Don't get me wrong – as a fiscally conservative Republican, I would welcome such an outcome in the electoral side of the equation. But the liberal progressive establishment is showing how clueless they are about the Maine electorate with this move.
They think that putting this on the ballot in a high-turnout year is the tonic to cure the ill of getting around the groundswell these ballot questions generate. The problem is that they are going to hit their target yet again, yet miss the goal. In 2009, they planned for a victory with 265,000 votes. They got 267,000 votes. Their problem was that the opposition got 300,000 votes.
The EqualityMaine folks seem to think that there are only 300,000 people who would vote against same-sex marriage in Maine, and all they need to do is put it on the ballot in an election in which more than 600,000 people vote. They have looked to the 2008 election, in which 731,000 people voted, and think the re-election of Barack Obama is their secret weapon.
Assuming the same number come out to vote in 2012, they will need to get 366,000 votes. Where do they think they are going to find 99,000 more people to vote for this special-interest referendum question? As we have learned, it is far harder to get people in Maine to vote in favor of things than to vote against them (except bonds).
They have cited polls that show 53 percent of Mainers support gay marriage. Several public and private polls showed the second TABOR initiative winning by at least 60 percent, and that question failed 60-40 in the same election as the last same-sex marriage vote. Early polls showing just a slight margin of victory are not going to cut it when the heavy politicking begins in the fall of 2012.
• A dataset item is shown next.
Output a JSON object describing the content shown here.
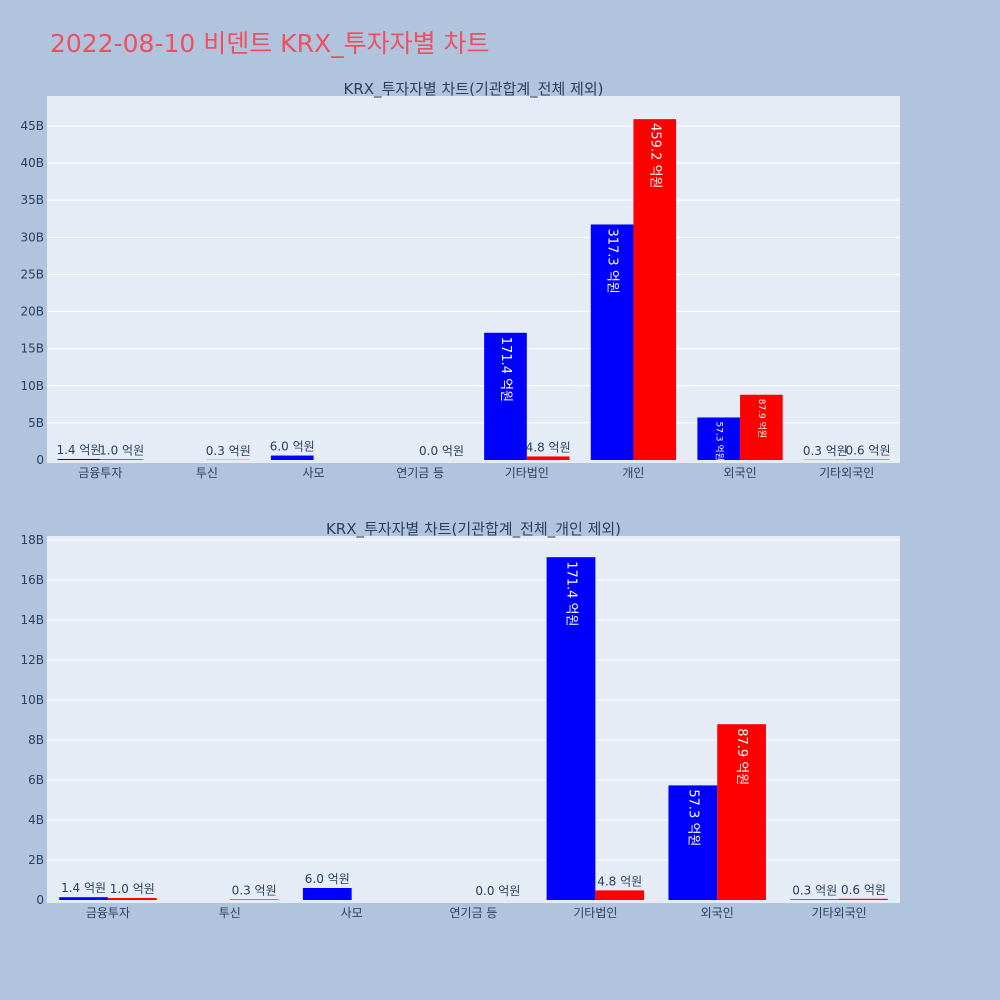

EqualityMaine has said that they'll need to have 40,000 conversations to bring people into the fold. The reality is that they will need to have more than 100,000 conversations just to collect the 80,000 signatures by December 2011 to get on the ballot.
Having collected signatures for several taxpayer citizens initiatives and tax repeal people's vetos, I have found that that is a tall order.
Each one of them went down to the wire, and one even failed to gain enough signatures. When I was out collecting signatures, I usually only converted 25 to 30 percent of the people I talked with on a given day.
The EqualityMaine establishment is going to tell you that I write this because I oppose the idea. The fact is, I believe that government should get out of the marriage business altogether. If they were to collect signatures to put that on the ballot, I would be 100 percent behind them.
The problem is that EqualityMaine doesn't understand the electorate of Maine. They think that they just have to keep putting the issue in front of the political limelight and eventually they will be successful.
In reality, here in Maine, they are just turning the political climate further away from an environment that will help gay men and lesbians in the long run.